Amid these resignations, prominent local technology expert Arthur Goldstuck confirmed to Fin24 that he has also quit as a member of the council. It is unclear at this stage whether other council members will follow suit.

Council’s meetings dried up

Fin24 understands that members of the National Broadband Advisory Council were expected to meet every two months, and that a previous government gazette outlined that the council should bridge electoral cycles and administrations.

While Carrim attended the council’s first meeting with its members in 2014, Fin24 understands that Cwele did not attend any meetings of the broadband council in 2014 or 2015.

Fin24 also understands that there were no council meetings in 2015, especially after a National ICT Forum was established by Cwele in May last year.

“Under the new administration the department, now of telecommunications and post, was reluctant to engage the council and proceeded with broadband implementation without reference to it at all, and some would argue contrary to national policy,” Gillwald told Fin24.

“The minister has not been available since coming into office to meet with the council or in any other way to endorse its activities. This compounded the department’s lack of responsiveness to council requests for information, meeting coordination and records, making the work of the council untenable,” Gillwald said.

CORRECTION: Fin24 reported previously that Gillwald said that efforts to incorporate the council into the newly established National ICT Forum resulted in no feedback from the department. Gillwald has subsequently told Fin24 that they "never sought to incorporate the broadband council in to the National ICT Forum, but rather that we saw this as an opportunity to disband the Broadband Council, rather than have it limping on, without ministerial endorsement".

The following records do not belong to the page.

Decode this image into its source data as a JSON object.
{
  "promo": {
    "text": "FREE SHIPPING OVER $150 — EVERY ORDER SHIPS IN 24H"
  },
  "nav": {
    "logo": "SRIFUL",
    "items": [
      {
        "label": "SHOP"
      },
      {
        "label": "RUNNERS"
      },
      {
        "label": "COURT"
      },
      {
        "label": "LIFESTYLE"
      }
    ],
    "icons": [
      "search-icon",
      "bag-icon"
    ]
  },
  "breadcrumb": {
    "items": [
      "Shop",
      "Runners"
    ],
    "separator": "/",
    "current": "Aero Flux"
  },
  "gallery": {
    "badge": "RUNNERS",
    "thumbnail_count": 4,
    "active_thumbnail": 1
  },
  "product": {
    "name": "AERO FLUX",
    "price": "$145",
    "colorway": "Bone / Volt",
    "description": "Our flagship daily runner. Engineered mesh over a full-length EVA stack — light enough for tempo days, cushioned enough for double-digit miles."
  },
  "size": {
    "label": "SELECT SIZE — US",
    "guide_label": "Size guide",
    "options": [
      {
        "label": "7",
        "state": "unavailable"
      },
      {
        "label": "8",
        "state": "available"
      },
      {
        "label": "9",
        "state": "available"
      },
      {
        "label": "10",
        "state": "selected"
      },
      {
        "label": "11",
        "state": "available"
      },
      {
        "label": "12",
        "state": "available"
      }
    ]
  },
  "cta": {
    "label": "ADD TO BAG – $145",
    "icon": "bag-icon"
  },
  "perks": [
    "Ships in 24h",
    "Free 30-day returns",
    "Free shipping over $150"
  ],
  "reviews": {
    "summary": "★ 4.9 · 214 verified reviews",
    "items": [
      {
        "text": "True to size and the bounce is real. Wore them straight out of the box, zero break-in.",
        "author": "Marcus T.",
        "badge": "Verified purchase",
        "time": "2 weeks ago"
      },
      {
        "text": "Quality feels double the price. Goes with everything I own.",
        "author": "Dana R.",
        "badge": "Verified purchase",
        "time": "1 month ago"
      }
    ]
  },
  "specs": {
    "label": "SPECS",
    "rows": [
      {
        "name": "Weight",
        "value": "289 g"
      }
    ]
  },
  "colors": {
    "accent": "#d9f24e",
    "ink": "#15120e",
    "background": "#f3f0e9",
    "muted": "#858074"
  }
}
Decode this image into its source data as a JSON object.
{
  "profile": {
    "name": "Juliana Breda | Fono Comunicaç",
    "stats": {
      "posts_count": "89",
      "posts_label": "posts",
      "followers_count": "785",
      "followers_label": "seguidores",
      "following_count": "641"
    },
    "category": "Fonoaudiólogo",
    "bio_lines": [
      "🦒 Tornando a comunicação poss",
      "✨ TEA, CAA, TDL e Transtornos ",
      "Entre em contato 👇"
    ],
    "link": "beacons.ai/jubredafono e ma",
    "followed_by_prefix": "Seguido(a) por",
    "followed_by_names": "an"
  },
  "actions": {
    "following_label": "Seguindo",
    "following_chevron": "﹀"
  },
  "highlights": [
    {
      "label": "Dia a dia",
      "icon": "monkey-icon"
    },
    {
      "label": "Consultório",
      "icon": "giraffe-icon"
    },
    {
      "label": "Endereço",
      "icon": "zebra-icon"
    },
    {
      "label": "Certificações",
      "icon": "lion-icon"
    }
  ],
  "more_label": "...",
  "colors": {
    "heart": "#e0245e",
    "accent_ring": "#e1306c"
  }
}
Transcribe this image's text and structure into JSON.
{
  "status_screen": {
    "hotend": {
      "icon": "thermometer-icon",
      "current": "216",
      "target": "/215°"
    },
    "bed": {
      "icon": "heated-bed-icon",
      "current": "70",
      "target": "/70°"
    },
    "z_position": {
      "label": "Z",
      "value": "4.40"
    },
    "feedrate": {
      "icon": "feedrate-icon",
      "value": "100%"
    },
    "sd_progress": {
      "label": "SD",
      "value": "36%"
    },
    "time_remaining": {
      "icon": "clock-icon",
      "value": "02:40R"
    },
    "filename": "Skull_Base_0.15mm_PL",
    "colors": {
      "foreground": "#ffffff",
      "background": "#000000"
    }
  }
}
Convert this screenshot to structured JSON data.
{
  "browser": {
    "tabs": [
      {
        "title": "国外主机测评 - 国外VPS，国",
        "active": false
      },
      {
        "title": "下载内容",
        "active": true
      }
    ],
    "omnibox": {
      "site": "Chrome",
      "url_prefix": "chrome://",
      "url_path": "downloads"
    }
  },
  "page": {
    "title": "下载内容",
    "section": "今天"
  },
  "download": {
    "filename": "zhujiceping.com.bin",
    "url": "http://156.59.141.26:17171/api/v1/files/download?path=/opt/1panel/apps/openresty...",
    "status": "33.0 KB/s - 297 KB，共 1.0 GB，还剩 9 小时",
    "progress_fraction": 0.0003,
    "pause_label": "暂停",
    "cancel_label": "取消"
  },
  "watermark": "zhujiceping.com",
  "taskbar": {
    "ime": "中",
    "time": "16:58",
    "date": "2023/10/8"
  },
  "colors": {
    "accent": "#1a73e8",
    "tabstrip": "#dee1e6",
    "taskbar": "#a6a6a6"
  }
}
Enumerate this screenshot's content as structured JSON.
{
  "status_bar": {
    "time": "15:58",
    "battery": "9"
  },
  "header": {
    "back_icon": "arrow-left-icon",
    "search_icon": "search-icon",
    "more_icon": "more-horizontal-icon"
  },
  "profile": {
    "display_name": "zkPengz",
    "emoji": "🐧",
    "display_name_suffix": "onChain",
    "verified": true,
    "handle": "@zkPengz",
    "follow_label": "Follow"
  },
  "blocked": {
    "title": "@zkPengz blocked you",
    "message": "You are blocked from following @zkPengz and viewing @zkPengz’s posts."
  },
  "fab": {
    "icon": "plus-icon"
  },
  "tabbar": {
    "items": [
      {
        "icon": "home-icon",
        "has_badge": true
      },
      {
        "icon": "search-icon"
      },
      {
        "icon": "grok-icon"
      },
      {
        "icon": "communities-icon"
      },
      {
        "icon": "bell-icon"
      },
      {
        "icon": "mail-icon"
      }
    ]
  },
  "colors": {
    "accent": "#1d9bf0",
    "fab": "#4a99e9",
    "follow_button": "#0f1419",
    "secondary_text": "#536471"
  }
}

The National ICT Forum was established by Cwele with the intention of coordinating efforts among public and private players in the broader sector.

“With the appointment of the National ICT Forum last year by the minister of post and telecommunications, the chairperson of the broadband council, Dr Sibusiso Sibisi, and I felt that the role of the council to advise the minister of broadband developments and anticipate global and national developments at least, could be incorporated into a body that enjoyed his and his advisers' confidence and proposed that the council be formally disbanded having not met by then for nearly a year,” Gillwald told Fin24.

Council barely “got going”

Managing director of local technology research firm World Wide Worx Arthur Goldstuck told Fin24 that Carrim’s establishment of the broadband council in 2014 was one of the most “productive” moves seen in the sector for years.

But after President Jacob Zuma’s splitting of the departments in May 2014, the relevance of the council began to wane,

"It had barely got going when the departments were split. We still met a few times after that but without the new minister in attendance,” Goldstuck told Fin24.

"And in the course of 2015, the broadband council never met,” Goldstuck said.

Amid the growing lack of relevance and non-response by government, Goldstuck also quit the council.

“It was incumbent on me to resign, especially considering that I had been contemplating it. I think that the sentiment expressed by Alison (Gillwald) and Sibusiso (Sibisi) pretty much encompass the experience of most of the members of the council,” Goldstuck told Fin24.

“It really becomes an untenable position to hold,” he said.

Goldstuck further said that the council is essentially “non-existent”.

“If there's no platform for it to communicate with the minister or to the minister, then in effect it doesn't exist. It exists on paper but not in practice,” Goldstuck said.

Fin24 reached out to the Department of Telecommunications and Postal Services for comment but at the time of writing had not yet received a response.